Escape from Mogadishu

In Mogadishu, it’s not a good idea to bring the blue book when you take your car for a trade-in.

(2021) Action (Well Go USA) Kim Yoon-seok, In-sung Jo, Joon-ho Huh, Kyo-hwan Koo, So-jin Kim, Man-sik Jeong, Kim Jae-hwa, Park Ji-eun. Directed by Seung-wan Ryoo


In 1991, the Somalian dictator Siad Barre was overthrown by rebel forces and from there Mogadishu, the capital city of Somalia, and the rest of Somalia for that matter descended into chaos.

South Korea had a tiny embassy there in 1991. Ambassador Han (Y-s Kim) was eager to lobby the Somali government to cast a vote to allow South Korea into the United Nations. Because there were so many African nations that had voting privileges in the U.N., South Korea was focusing much of their diplomatic focus on Africa in an effort to garner enough votes to gain South Korea admittance. North Korean ambassador Rim (Huh) was doing his best to thwart the ambassador’s efforts.

Along with the South Korean ambassador was his wife (S-j Kim) and security advisor Kang (Jo). Also working for the small North Korean embassy is their security advisor (Koo). At first, the two countries are too wrapped up in their own diplomatic games to really notice what’s going on. There are rumors of unrest, but a report by the American CIA, as well as the analysis of an Australian journalist, doesn’t believe the country is ready to sink into Civil War. How wrong they were.

The violence comes with startling suddenness and unnerving ferocity. Government officials quickly flee Mogadishu with all the wealth they can lay their grubby hands on, both Korean embassies find themselves rapidly in an untenable situation. Communications fail as the country’s infrastructure collapses. They have no aircraft available to them – the ambassadors and their staffs flew commercial to get to Mogadishu – and no way of contacting their government to get help. The streets are run by violent mobs who are of the opinion that all foreigners should die. With no troops to protect their embassies, the South Koreans make an arrangement with members of the Mogadishu police to guard their embassy, but that is only a temporary fix. Soon it becomes too dangerous for the cops to hang around and they leave the Koreans on their own.

The North Korean embassy staff is in a similar situation. With food running out and their embassies under siege, there is no option but to find a way out of Somalia. However, that will take both ambassadors using their contacts – Ambassador Han contacting Western allies, Ambassador Rim contacting North Korea’s allies – to find a way out. And once they even have a hope of getting out, they must make a perilous trip through the chaotic, violent streets of Mogadishu to get to that opportunity. The odds are not with them, especially since it seems nearly impossible that the two staffs – used to mutual hatred and mistrust – can work together in any way shape or form.
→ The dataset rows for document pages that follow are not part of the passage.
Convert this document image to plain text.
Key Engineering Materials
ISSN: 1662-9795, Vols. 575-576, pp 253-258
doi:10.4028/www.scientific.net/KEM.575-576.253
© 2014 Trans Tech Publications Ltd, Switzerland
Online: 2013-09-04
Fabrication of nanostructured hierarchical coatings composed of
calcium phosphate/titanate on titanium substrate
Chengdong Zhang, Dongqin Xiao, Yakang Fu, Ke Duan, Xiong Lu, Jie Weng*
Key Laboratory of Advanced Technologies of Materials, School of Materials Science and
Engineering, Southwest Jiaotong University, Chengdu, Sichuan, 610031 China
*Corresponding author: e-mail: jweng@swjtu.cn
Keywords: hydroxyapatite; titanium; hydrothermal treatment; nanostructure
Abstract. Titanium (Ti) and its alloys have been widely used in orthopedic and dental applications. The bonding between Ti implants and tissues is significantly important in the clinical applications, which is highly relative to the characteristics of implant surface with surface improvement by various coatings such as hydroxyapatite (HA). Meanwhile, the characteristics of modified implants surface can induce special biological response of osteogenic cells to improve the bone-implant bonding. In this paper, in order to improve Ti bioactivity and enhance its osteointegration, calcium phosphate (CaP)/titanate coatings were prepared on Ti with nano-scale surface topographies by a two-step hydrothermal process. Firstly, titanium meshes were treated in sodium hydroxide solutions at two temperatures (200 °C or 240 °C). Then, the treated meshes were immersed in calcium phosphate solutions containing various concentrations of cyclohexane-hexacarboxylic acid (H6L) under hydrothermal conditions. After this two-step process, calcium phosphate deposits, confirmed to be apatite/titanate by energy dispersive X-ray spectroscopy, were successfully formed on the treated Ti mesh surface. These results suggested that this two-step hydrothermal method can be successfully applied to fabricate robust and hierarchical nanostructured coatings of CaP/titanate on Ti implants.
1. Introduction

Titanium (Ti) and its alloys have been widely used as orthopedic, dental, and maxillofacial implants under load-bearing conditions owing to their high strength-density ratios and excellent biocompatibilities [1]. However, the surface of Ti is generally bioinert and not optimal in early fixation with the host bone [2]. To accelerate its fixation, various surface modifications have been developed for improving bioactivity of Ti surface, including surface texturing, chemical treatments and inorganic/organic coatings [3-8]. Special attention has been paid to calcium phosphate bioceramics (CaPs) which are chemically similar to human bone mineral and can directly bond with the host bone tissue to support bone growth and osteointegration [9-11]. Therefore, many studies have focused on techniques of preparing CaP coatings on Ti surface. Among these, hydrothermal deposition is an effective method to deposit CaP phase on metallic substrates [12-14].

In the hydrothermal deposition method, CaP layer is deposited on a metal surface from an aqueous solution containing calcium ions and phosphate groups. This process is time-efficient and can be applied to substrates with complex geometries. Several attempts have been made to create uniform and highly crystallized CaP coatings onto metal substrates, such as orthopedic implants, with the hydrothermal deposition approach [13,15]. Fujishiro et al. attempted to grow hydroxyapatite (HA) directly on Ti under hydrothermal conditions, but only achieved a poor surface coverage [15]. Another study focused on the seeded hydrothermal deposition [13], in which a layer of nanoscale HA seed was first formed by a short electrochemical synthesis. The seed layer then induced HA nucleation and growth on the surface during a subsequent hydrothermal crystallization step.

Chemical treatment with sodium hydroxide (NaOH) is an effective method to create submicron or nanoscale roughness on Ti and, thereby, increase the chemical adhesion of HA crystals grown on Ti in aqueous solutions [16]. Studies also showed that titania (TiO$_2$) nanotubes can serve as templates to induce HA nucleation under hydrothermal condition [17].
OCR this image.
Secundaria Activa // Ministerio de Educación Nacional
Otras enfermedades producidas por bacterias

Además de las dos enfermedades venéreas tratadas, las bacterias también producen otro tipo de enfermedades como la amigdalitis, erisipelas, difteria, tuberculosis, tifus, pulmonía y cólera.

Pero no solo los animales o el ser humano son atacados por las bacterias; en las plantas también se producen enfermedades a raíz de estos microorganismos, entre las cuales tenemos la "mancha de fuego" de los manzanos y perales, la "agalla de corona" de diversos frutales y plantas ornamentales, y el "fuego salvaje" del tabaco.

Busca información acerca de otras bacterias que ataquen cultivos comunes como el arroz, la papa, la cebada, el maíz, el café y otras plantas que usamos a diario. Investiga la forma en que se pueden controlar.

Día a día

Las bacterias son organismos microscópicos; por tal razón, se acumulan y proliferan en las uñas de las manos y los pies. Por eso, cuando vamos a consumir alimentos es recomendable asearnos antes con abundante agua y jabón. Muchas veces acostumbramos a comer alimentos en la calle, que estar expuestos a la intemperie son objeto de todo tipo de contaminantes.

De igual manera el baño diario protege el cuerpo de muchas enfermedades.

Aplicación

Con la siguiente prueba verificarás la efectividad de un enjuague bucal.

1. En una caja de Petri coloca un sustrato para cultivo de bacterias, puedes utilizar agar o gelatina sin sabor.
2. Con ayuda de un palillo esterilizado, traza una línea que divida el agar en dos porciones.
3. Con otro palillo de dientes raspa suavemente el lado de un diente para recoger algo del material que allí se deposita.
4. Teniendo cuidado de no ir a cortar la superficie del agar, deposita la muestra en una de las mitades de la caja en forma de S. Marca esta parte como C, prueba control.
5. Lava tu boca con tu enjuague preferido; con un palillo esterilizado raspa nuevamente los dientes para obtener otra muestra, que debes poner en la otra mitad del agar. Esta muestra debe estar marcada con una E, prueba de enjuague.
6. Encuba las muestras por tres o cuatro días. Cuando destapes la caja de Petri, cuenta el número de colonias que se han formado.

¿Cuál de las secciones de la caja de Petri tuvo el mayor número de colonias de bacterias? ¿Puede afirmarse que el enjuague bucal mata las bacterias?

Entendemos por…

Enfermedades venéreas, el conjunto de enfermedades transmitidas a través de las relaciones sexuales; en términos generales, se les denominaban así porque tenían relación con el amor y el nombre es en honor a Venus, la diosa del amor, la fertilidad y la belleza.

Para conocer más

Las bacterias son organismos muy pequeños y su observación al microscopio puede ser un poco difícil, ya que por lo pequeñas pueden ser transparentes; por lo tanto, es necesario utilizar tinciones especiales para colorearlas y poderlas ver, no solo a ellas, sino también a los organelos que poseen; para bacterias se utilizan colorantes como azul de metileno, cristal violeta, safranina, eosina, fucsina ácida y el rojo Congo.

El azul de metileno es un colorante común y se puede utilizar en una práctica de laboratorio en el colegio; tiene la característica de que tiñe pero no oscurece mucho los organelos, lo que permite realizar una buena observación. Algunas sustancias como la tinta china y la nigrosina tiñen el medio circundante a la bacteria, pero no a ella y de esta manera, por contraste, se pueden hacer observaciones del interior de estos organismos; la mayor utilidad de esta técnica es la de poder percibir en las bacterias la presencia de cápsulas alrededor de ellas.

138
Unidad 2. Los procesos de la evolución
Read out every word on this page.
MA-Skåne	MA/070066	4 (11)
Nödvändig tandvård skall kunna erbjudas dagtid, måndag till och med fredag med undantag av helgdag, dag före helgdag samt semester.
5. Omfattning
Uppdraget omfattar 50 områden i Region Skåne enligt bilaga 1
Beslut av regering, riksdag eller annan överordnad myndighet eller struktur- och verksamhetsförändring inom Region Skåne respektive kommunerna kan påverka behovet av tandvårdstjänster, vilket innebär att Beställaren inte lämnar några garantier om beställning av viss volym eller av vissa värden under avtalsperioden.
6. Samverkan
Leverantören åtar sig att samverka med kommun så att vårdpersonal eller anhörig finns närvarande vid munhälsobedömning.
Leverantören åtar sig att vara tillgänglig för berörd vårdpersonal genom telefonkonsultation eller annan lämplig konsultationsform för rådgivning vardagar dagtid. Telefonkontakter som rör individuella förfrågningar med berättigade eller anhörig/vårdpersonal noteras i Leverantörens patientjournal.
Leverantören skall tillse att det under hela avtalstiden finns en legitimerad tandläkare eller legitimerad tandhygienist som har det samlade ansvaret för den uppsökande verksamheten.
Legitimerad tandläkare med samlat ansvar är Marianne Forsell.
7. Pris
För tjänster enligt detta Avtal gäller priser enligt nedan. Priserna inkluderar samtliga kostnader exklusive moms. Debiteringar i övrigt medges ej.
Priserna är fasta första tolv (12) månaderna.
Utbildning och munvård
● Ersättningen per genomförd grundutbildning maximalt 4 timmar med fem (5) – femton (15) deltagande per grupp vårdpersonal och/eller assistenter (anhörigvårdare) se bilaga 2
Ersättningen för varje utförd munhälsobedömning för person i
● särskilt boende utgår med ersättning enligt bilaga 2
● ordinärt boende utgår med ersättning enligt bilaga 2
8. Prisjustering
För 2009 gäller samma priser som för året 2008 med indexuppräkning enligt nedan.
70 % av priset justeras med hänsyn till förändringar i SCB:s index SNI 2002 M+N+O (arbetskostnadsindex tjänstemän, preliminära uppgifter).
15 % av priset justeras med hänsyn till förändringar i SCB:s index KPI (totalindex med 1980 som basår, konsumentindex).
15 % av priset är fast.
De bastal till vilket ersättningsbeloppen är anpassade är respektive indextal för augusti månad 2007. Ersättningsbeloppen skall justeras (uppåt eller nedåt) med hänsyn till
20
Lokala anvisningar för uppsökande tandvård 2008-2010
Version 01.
The film is based on actual events. How close the depiction here is to what actually happened is not something this American critic has any clue about; there is little information about the incident online. From what I’ve been able to glean, the essential facts were correct.

The movie is essentially an action film, and to be honest the action sequences are masterfully done, particularly the climactic sequence in which the staffs of both embassies make a desperate, dangerous drive through the streets of the city to make it to freedom. It’s a harrowing, tense sequence and stands out as one of the best action sequences you’re likely to see this year – including those in movies with much bigger budgets.

The movie is a bit long for what it is, and some of the humor didn’t fit in with the overall tone of the film. However, the movie does take a different look at the ongoing tragedy in Somalia with a different set of eyes. I wonder if we’ll ever see events that have transpired in that unfortunate country over the past thirty years through Somali eyes at some point.

REASONS TO SEE: The action sequences are well-staged.
REASONS TO AVOID: Feels a bit long.
FAMILY VALUES: There is violence and some profanity.
TRIVIAL PURSUIT: The Somali Civil War, which began in 1991, has been ongoing since then. More than 500,000 Somali citizens have been killed in the fighting since then.
CRITICAL MASS: As of 7/21/21: Rotten Tomatoes: 100% positive reviews; Metacritic: 89/100.